Publicado em 11/05/2021 - politica - Da Redação
O presidente
da CPI da Pandemia, Omar Aziz (PSD-AM), garantiu na terça-feira (11) a
senadores governistas que a comissão vem tendo "um rumo natural em suas
investigações" e que aguarda o envio de mais documentos para que estados e
prefeituras sejam mais focalizados. Aziz acrescentou que diversas secretarias
estaduais, às quais já foram solicitados documentos a respeito da aplicação de
recursos federais repassados, têm pedido mais de cinco dias para enviar as
informações.
— Demos
cinco dias de prazo, e a maioria está pedindo um pouco mais, porque tem que
detalhar todos os gastos. Não adianta o cara chegar aqui e dizer que recebeu R$
400 milhões e gastou R$ 400 milhões, sem dizer em que, tanto estados quanto
municípios.
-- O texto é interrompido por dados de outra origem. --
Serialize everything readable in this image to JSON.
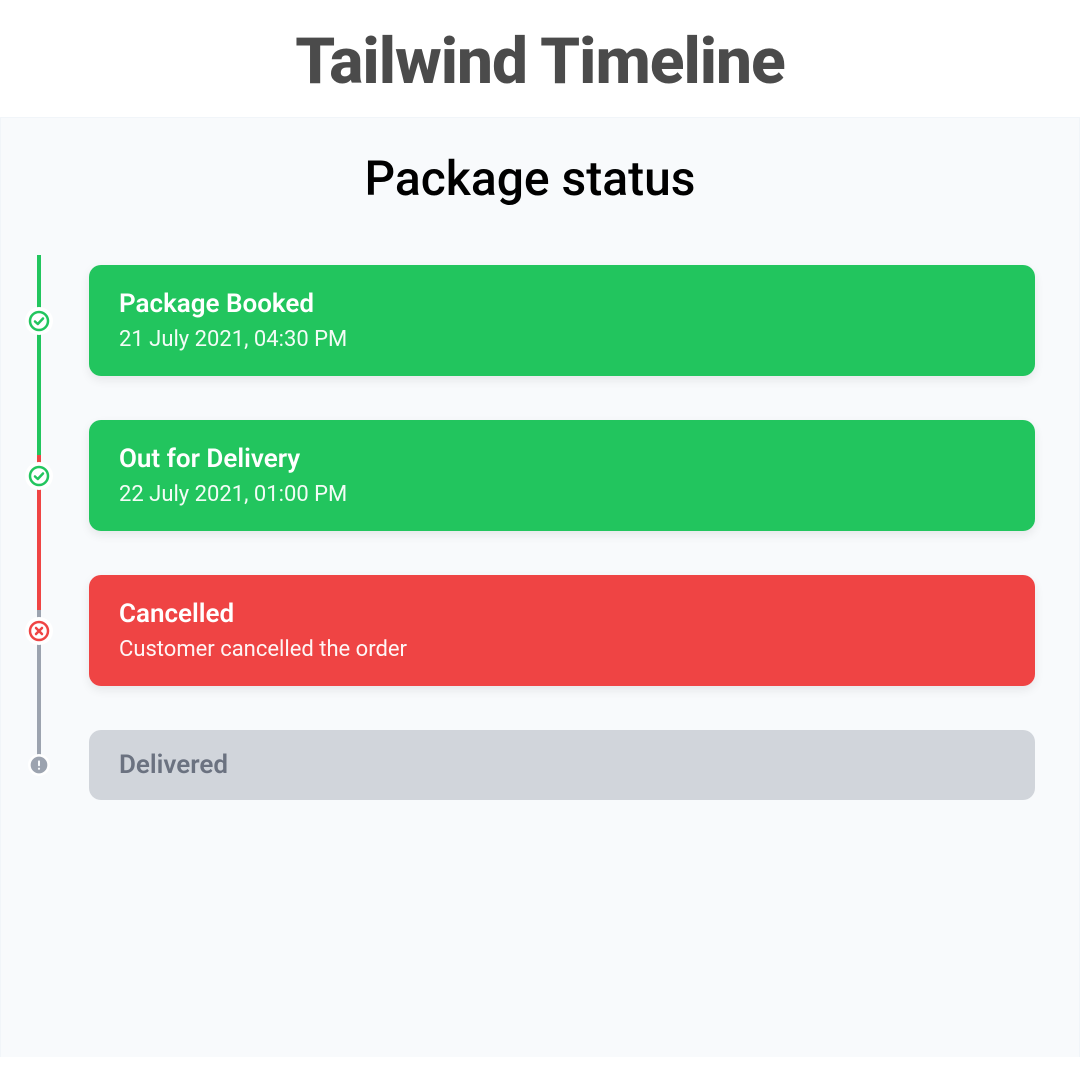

Quando os dados chegarem, vamos chamá-los [os representantes
de governos estaduais e prefeituras]. Vamos dizer "olha, o governo tal
pegou esse dinheiro, e gastou de forma indevida" baseados em fatos
concretos — explicou.
Para o
presidente da CPI, o colegiado tem seguido um rumo natural nas investigações.
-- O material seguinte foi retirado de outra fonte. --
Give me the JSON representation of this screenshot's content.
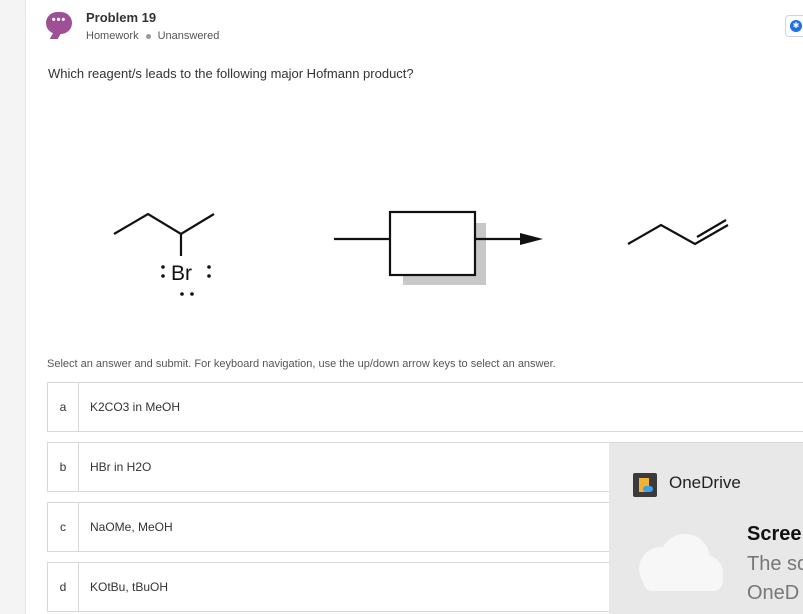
{
  "problem": {
    "title": "Problem 19",
    "category": "Homework",
    "status": "Unanswered",
    "avatar_glyph": "•••"
  },
  "corner_button": {
    "glyph": "✱"
  },
  "question": {
    "text": "Which reagent/s leads to the following major Hofmann product?"
  },
  "reaction": {
    "reactant_label": "Br"
  },
  "instruction": "Select an answer and submit. For keyboard navigation, use the up/down arrow keys to select an answer.",
  "options": [
    {
      "letter": "a",
      "text": "K2CO3 in MeOH"
    },
    {
      "letter": "b",
      "text": "HBr in H2O"
    },
    {
      "letter": "c",
      "text": "NaOMe, MeOH"
    },
    {
      "letter": "d",
      "text": "KOtBu, tBuOH"
    }
  ],
  "notification": {
    "app_name": "OneDrive",
    "heading": "Scree",
    "line1": "The sc",
    "line2": "OneD",
    "icon": "onedrive-icon"
  },
  "colors": {
    "accent_purple": "#9e4f96",
    "link_blue": "#1f6fe5"
  }
}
Ele entende que primeiro é preciso ouvir todos os ministros da Saúde desde o
início da pandemia, processo que, espera ele, seja encerrado no dia 19, com a
oitiva do ex-ministro Eduardo Pazuello. Além dos ex-ministros, são necessárias
oitivas com o Instituto Butantan e com a Fiocruz, além dos fabricantes das
vacinas. Após encerrado esse processo, e com a documentação que chega dos
estados, o uso dos recursos repassados pelo governo federal para governos
estaduais e prefeituras também será abordado pela CPI.
No início da
reunião da CPI nesta terça, o senador Marcos Rogério (DEM-RO) protestou contra
a tentativa da oposição de reconvocar o ministro da Saúde, Marcelo Queiroga.
Para ele, a iniciativa faz parte da estratégia oposicionista de blindar estados
e prefeituras, focando os trabalhos da CPI apenas no governo federal.
— Vocês só
falam em cloroquina, mas e a roubalheira, a corrupção e os desvios de verbas?
Temos que investigar isso também — protestou.
Luis Carlos
Heinze (PP-RS) adotou a mesma linha. O senador disse que o governo federal
investiu R$ 200 mil na cloroquina e repassou R$ 73 bilhões para estados e
municípios. A discrepância, no entender do senador, indica que o foco da CPI
deve ser no que foi feito dos repasses, em vez de priorizar o chamado
"tratamento precoce".
Já Humberto
Costa (PT-PE) justificou por que entende que Queiroga deve ser reconvocado.
— Ele disse que não sabia se havia distribuição
de cloroquina na sua gestão, mas uma matéria do [jornal] O Globo mostra que, entre
o fim de março e abril, depois de ele já ter tomado posse, foram entregues
127,5 mil comprimidos a dois municípios no interior de São Paulo. Ele ainda
informou que não havia mais protocolo da cloroquina no SUS. Mas a orientação do
Ministério da Saúde continua sendo a de fazer-se o "tratamento
precoce" para a covid-19 — disse Humberto Costa.